There are then the remakes of legends. Though Parthasarathy commends Gopalakrishna Bharatiyar for introducing a Brahmin as the “villain” of the Nandanar legend, and tries a vaster implication for the term “parpan”, the drama itself gives untenable twists to Sekkizhar’s original presentation. On the contrary, “Kongai-Thee” is a masterly re-creation of Ilango’s epic. It brings the past and present together to warn about the future. “Sri Ramanujar” is an example of the razor’s edge which the dramatist has decided to traverse, by instituting changes in almost all aspects of the received tradition about the Acharya. The divine humanism of Ramanuja flashes through in brilliant shades.
“Aurangazeb” is frighteningly contemporaneous. In our efforts to promote national integration, we have forgotten historical figures like Dara Shikoh. Dara tries to usher in communal amity and thinks that people will back him. Shahjehan building the Taj Mahal on people’s money is to be followed by another “old man” dream of his: a mausoleum for himself in black marble. All this helps the wily Aurangazeb who plays the communal card against Dara. Who can help a religion or a nation when there are many ready to sell themselves to the party in power?
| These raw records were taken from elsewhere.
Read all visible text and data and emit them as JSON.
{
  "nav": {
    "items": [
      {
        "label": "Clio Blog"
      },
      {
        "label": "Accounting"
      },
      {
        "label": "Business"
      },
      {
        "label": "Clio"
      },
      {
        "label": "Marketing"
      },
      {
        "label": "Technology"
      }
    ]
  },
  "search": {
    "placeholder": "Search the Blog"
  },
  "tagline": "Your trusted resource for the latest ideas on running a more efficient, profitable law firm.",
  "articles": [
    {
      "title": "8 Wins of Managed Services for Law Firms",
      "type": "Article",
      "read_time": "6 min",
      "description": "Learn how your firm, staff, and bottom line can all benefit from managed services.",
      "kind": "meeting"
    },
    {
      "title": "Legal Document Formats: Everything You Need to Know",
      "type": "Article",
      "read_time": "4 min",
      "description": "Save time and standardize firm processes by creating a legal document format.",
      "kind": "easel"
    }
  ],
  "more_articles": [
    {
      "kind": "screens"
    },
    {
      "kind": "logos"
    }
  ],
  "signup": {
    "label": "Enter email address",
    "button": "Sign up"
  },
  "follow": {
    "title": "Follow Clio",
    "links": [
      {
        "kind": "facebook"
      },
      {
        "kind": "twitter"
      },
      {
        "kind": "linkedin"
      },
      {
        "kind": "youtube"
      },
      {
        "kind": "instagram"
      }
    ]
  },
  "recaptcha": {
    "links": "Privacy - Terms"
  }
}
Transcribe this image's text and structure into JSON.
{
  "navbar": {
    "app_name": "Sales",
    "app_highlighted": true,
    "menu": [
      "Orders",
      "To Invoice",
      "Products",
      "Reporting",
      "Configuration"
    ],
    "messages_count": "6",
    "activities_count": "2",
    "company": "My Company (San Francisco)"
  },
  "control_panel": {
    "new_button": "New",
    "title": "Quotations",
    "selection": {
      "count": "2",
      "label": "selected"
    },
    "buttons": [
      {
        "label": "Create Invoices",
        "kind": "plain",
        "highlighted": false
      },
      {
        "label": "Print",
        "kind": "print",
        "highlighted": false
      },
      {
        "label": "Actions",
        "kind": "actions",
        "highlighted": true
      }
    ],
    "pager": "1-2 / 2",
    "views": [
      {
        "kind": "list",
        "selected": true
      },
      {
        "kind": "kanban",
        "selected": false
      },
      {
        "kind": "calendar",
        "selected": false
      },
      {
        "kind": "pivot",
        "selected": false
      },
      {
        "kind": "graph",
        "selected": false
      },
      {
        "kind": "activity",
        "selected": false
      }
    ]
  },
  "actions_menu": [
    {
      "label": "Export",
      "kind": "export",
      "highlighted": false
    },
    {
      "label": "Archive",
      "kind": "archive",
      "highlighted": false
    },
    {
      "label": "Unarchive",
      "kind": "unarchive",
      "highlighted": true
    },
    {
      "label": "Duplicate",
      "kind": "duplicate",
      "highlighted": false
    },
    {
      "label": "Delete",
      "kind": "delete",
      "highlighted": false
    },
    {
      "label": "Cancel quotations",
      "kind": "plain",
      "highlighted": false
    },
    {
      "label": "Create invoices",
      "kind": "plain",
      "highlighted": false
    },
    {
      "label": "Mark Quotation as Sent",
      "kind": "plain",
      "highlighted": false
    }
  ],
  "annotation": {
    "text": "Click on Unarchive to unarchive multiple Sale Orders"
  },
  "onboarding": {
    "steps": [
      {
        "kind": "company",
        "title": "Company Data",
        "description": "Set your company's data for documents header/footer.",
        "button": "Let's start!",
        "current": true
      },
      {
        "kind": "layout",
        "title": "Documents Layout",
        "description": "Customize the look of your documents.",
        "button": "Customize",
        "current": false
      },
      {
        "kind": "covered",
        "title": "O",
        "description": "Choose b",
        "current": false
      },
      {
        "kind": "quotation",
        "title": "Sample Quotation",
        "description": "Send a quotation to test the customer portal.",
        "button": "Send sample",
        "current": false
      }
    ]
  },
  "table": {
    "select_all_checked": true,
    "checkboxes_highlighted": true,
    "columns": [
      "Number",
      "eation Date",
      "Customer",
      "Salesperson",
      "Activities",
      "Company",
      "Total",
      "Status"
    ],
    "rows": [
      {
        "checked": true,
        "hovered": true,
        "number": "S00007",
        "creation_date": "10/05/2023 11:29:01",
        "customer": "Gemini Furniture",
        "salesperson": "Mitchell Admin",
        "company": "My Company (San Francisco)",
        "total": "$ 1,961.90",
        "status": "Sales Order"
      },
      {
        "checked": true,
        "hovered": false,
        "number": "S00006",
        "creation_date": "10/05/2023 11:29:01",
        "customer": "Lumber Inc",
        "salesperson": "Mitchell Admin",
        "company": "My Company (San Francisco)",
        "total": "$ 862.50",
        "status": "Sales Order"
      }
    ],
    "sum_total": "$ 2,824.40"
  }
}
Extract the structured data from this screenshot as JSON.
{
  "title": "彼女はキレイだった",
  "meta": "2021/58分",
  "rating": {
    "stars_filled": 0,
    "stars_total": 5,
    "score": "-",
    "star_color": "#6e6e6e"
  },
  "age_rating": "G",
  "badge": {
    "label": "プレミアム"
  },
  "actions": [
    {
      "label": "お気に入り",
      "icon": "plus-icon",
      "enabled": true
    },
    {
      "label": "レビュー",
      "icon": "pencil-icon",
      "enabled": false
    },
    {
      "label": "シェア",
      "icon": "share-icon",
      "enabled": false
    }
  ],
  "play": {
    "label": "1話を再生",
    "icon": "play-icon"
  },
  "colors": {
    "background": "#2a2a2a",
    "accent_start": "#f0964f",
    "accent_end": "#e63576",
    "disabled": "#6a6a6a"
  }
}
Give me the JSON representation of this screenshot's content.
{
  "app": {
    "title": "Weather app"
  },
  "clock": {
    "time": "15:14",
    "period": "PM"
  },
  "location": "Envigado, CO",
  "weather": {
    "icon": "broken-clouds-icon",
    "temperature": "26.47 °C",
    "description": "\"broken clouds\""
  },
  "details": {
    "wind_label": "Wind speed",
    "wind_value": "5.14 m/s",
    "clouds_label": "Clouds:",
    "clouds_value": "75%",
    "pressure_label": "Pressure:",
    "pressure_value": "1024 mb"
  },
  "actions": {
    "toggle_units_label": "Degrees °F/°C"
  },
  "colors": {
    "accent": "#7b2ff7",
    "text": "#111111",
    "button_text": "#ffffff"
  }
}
“Being considered a popular hero is an illusion. It is no different from the love of a prostitute. The people of this country are but herds of sheep thinking of a golden future, mistaking slogans for ideals. I have thought of these bales of cotton as my strength. Today’s intellectuals sell their conscience for a few breadcrumbs flung at them by the rulers. Then why rail at the illiterate millions? Why should I live in Hindusthan? I will not come back. The future of Indians who have killed Truth and buried it on the banks of Jamuna? Aurangazebs, of course. Who can change the fate of Hindusthan?”
Adaptations
There are also adroit adaptations of King Lear and The Tempest to suit the contemporary Tamil milieu and six one-act plays, including “Kovil”, a gem. Wonderful for the stage, and a fantastic read as well. Dialogues are shot through with the Srivaishnava tradition while the dramatist gets delightfully rebellious making his pious listener squirm with the suggestions of a dog-avatar for Narayana. Shades of Nietzche and Zarathushtra carrying away the dead dog! Parthasarathy loves writing dramas. Well, the reader too is sure to love Indira Parthasarathy Natakangal which comes with the eloquent line-drawings of Pillai.